Now you have every fruit flavor or whatever 8% alcohol in cans. That can't be good. They did away with all the flavored cigarettes because those appealed to kids but not the alcohol.
Traurigkeit
(1,290 posts)unweird
(2,969 posts)Nor wanted. There are many functions of government that are best left with the state to operated. Liquor sales, transportation infrastructure and education immediately spring to mind.
FakeNoose
(35,795 posts)I take it you don't live in Pennsylvania? We're the last state in the country that still has state-run liquor stores for spirits and wines. Beer is sold through beer distributors. (The short answer is that there's a very strong union of PA state store employees that is preventing this from happening.)

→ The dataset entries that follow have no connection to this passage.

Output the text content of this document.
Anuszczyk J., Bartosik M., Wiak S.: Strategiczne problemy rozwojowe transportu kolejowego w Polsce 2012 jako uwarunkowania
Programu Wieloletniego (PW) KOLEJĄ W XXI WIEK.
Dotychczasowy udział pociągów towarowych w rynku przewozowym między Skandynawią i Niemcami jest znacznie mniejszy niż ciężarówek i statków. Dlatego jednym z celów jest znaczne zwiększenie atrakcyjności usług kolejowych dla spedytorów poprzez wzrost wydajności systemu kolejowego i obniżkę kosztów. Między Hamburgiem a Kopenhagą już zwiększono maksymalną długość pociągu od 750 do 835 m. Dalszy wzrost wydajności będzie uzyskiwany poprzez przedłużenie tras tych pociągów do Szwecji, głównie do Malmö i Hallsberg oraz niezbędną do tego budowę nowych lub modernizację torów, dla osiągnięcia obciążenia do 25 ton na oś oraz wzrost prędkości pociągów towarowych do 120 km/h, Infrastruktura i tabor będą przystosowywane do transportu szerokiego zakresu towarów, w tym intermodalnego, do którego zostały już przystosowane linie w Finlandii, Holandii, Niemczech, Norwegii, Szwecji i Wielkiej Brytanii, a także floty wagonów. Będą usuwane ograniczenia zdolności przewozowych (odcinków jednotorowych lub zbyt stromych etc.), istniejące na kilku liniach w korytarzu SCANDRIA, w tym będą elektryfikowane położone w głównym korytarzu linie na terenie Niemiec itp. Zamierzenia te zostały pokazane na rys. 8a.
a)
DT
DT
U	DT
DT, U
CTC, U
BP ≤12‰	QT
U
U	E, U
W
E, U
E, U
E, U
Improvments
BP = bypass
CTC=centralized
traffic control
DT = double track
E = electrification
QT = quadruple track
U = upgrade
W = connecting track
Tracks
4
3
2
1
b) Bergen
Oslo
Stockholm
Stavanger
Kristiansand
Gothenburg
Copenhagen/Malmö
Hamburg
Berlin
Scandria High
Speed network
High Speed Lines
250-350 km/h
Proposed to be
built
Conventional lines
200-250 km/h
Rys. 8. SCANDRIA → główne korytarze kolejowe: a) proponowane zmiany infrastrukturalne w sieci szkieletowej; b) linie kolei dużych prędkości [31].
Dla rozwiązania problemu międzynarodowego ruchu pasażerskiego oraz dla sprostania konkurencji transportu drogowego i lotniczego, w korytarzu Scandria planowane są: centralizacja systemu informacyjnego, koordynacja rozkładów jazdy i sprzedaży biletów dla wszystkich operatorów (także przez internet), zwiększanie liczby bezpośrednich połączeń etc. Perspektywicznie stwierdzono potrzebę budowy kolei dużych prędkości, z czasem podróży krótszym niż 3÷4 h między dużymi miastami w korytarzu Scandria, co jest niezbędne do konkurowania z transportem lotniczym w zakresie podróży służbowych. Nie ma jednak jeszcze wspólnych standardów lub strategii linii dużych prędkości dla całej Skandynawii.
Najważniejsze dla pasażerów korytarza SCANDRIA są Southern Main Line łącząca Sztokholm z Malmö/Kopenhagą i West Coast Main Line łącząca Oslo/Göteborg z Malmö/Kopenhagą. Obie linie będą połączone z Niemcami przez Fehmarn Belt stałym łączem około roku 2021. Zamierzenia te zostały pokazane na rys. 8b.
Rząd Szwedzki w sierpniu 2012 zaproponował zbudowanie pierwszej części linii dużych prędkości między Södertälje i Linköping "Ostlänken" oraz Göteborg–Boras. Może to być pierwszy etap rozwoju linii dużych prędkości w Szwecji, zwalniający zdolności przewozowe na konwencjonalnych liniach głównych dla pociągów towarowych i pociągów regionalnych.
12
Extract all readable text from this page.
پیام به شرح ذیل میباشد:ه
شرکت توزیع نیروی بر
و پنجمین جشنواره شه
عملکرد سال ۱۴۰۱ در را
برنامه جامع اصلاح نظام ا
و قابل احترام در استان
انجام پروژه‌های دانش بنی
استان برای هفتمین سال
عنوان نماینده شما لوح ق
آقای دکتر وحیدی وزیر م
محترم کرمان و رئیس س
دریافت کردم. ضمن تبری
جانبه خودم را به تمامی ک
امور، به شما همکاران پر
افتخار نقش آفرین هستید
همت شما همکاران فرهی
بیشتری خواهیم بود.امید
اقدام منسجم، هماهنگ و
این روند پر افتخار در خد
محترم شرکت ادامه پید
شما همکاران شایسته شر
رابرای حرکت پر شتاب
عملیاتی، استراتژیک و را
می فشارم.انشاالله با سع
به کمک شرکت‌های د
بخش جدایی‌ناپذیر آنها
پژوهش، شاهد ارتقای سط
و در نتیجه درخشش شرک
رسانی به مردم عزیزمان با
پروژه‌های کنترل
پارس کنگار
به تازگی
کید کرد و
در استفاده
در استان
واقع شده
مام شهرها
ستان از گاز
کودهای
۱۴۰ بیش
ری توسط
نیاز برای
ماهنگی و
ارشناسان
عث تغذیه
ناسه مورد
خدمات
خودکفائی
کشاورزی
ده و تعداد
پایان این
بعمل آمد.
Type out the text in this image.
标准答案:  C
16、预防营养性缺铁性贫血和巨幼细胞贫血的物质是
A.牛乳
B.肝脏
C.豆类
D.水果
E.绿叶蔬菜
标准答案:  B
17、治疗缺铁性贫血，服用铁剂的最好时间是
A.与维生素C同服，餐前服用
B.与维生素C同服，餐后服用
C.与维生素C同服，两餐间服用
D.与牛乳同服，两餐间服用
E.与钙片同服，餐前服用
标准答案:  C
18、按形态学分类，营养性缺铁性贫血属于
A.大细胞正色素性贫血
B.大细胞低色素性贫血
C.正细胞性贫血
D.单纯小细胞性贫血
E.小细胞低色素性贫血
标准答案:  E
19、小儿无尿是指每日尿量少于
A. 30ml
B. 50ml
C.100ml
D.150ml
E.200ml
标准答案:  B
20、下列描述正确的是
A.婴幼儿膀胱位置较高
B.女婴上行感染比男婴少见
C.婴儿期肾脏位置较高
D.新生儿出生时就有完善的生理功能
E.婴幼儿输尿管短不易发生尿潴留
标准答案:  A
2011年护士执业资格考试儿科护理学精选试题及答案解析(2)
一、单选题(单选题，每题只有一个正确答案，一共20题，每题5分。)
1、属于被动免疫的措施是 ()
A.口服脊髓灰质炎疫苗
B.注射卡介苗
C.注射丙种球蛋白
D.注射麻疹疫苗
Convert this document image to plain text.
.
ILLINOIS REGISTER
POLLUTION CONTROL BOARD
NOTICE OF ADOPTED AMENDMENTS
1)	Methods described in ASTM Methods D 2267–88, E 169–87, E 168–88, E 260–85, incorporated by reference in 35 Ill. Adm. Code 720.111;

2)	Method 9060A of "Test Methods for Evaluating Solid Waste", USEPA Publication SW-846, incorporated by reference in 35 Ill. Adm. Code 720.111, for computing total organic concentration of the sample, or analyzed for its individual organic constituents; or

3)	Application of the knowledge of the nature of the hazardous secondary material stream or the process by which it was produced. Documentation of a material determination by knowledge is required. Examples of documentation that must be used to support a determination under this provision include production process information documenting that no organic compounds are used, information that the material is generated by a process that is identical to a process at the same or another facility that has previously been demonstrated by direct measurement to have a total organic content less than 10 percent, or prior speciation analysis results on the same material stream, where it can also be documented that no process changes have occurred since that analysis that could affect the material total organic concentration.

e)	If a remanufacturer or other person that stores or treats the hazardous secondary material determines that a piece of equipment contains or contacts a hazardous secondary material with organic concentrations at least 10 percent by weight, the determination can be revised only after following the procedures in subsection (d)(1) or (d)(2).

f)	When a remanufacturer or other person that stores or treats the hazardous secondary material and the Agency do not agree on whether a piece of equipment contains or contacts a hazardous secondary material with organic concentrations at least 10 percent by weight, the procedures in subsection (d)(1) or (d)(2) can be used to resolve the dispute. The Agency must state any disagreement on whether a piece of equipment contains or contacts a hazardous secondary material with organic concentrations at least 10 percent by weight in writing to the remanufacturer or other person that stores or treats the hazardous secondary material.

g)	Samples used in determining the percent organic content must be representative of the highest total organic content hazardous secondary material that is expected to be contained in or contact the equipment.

In the last 10 years or so grocery and convenience stores have been able to get single-serving beer and wine pouring licenses because they could prove to the state that they were also serving food to the public. As I explained in my OP it's become a huge problem in certain areas of Philadelphia where homeless people are abusing. It doesn't happen in other areas of the state (that I'm aware of), only in Philly.
Even if we did change our state laws and allow private ownership of liquor stores, it wouldn't solve this particular problem. Private liquor stores wouldn't be allowed to sell single-serves of wine and beer, because that requires a restaurant/bar pouring license.